While some distilled spirits are bottled without aging, agave spirits like Añejo mezcal undergo several years of aging to attain a smoother and more intricate taste. But what’s the best way to drink mezcal?
Different Types of Mezcal & How They’re Made
Mezcal, made from Espadin, boasts an earthy flavor. The hearts of Espadin are harvested and roasted in an underground pit.
The roasted piñas are then crushed, fermented with naturally occurring yeasts, distilled in clay or wood stills, and aged to develop the earthy flavor.
Tobala mezcal is made from the Tobala maguey plant, which is roasted, crushed, and fermented. After that, it undergoes a distillation process, which produces the mezcal with a delicate floral flavor.
This agave spirit boasts medical and herbal flavors. Madrecuixe is earth-roasted for several days, and the juices are extracted using a traditional stone mill.
It undergoes fermentation and double distillation using copper stills.
We find its flavor profile a mix of Tobala (floral), Madrecuixe (herbal), and Tepeztate (smoky).
“It’s (mezcal) quite a chameleon of a spirit.” – Robert Simonson, American Journalist
Raicilla is made by harvesting agave plants in the Jalisco region of Mexico. The agave is cooked and crushed, followed by fermentation and distillation.
We find Pechuga, a distinctive mezcal variety infused with fruits, nuts, and spices, occasionally including a whole chicken breast during distillation. So, this mezcal boasts an unparalleled and intricate flavor profile.
Arroqueño mezcal boasts a spicy and complex flavor profile. The Arroqueño agave is harvested and cooked in an earthen pit, then crushed to extract the juice for fermentation and distillation.

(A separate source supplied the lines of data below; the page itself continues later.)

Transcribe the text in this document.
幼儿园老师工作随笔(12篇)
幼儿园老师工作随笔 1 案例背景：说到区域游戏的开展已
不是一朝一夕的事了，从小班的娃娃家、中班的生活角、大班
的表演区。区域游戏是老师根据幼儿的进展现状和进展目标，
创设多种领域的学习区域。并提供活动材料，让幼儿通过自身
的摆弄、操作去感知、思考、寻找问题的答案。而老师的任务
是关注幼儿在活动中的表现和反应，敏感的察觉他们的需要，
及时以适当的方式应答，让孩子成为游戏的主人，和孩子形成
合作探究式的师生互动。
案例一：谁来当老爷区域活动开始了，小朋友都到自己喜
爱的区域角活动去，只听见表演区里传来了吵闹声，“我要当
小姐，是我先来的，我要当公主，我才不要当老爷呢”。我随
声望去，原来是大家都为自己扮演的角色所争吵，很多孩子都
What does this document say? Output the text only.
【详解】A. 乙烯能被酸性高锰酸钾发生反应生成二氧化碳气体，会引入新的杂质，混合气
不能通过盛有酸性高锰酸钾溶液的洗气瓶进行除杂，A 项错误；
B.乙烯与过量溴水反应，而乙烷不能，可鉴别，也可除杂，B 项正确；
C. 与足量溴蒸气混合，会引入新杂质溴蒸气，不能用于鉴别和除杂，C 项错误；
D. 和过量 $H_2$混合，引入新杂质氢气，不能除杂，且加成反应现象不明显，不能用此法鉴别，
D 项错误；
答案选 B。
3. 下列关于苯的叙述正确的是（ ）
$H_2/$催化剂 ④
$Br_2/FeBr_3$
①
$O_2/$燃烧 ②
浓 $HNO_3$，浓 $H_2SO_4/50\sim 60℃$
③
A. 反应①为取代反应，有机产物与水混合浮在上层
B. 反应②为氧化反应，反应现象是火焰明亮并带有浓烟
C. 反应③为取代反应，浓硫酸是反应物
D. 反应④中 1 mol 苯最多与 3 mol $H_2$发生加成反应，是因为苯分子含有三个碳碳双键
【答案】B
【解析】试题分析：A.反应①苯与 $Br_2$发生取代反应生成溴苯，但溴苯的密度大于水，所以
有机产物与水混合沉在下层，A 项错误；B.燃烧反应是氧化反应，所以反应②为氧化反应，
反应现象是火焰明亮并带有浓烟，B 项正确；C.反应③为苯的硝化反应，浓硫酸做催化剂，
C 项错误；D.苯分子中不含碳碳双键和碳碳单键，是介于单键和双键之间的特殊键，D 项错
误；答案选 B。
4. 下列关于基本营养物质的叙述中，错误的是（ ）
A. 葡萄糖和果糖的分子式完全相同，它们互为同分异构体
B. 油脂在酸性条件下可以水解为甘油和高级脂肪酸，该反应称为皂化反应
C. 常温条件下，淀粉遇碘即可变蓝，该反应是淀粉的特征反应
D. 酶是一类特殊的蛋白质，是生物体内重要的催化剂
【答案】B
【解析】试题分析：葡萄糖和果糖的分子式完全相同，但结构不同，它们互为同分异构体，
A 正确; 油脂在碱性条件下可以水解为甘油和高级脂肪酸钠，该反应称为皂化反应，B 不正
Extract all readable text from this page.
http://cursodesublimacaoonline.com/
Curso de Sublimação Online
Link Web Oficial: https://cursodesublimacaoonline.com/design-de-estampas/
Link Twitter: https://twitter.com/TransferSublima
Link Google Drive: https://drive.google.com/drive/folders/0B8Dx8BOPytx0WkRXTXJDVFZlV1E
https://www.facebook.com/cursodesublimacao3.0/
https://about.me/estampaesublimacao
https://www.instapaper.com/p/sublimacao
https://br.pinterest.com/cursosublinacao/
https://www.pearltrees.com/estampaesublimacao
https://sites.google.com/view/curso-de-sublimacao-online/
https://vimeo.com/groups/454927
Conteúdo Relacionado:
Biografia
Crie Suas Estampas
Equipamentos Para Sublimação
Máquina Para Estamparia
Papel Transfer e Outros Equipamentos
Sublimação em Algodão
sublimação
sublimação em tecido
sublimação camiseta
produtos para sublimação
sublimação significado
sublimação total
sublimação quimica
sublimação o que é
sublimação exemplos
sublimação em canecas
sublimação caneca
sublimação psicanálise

Among other spirits made from agave, Tepeztate mezcal exudes a vibrant, smoky flavor. This type of mezcal undergoes distillation in copper pot stills along with an open-air fermentation.
Regulations & The Law
Strict regulations and laws in Mexico govern how mezcal must be made. To be labeled as mezcal, it must meet the government standards, including:
- It should be made from 100% agave, without additives.
- It must be produced in designated regions, specifically Oaxaca, San Luis Potosi, Michoacan, Guerrero, Durango, Tamaulipas, Puebla, Zacatecas, and Guanajuato.
- The ABV should be between 36% to 55%.
These regulations ensure the authenticity and quality of mezcal in the market. But what’s the difference between mezcal and agave?
Are mezcal and tequila made the same way?
No, mezcal and tequila are made in different ways. Mezcal can be made from different agave species and has a more traditional method, while tequila is made explicitly from blue agave  using modern techniques. Also, is mezcal stronger than tequila?
Is mezcal made with worms?
No, mezcal is not made with worms. The traditional practice of placing a worm in the bottle is more associated with some types of tequila rather than mezcal .
Is mezcal only made in Oaxaca?
Mezcal isn’t only made in Oaxaca. It can also be produced in several other states in Mexico, such as Guerrero, Durango, San Luis Potosí, Zacatecas, Michoacan, Tamaulipas, Guanajuato, and Puebla.
However, Oaxaca remains the heartland of mezcal production and is known for the highest quality and variety of mezcal.
On A Final Note
The art of mezcal-making involves a rich blend of tradition, craftsmanship, and respect for the agave plant. The unique and diverse flavors we find in this traditional spirit are thanks to how it is made, with each step contributing to the final spirit – from harvesting the piñas to fermentation and distillation.
Adhering to strict regulations, mezcal makers ensure the authenticity and quality of this treasured beverage, making it a symbol of Mexico’s rich cultural heritage while delighting enthusiasts like us worldwide.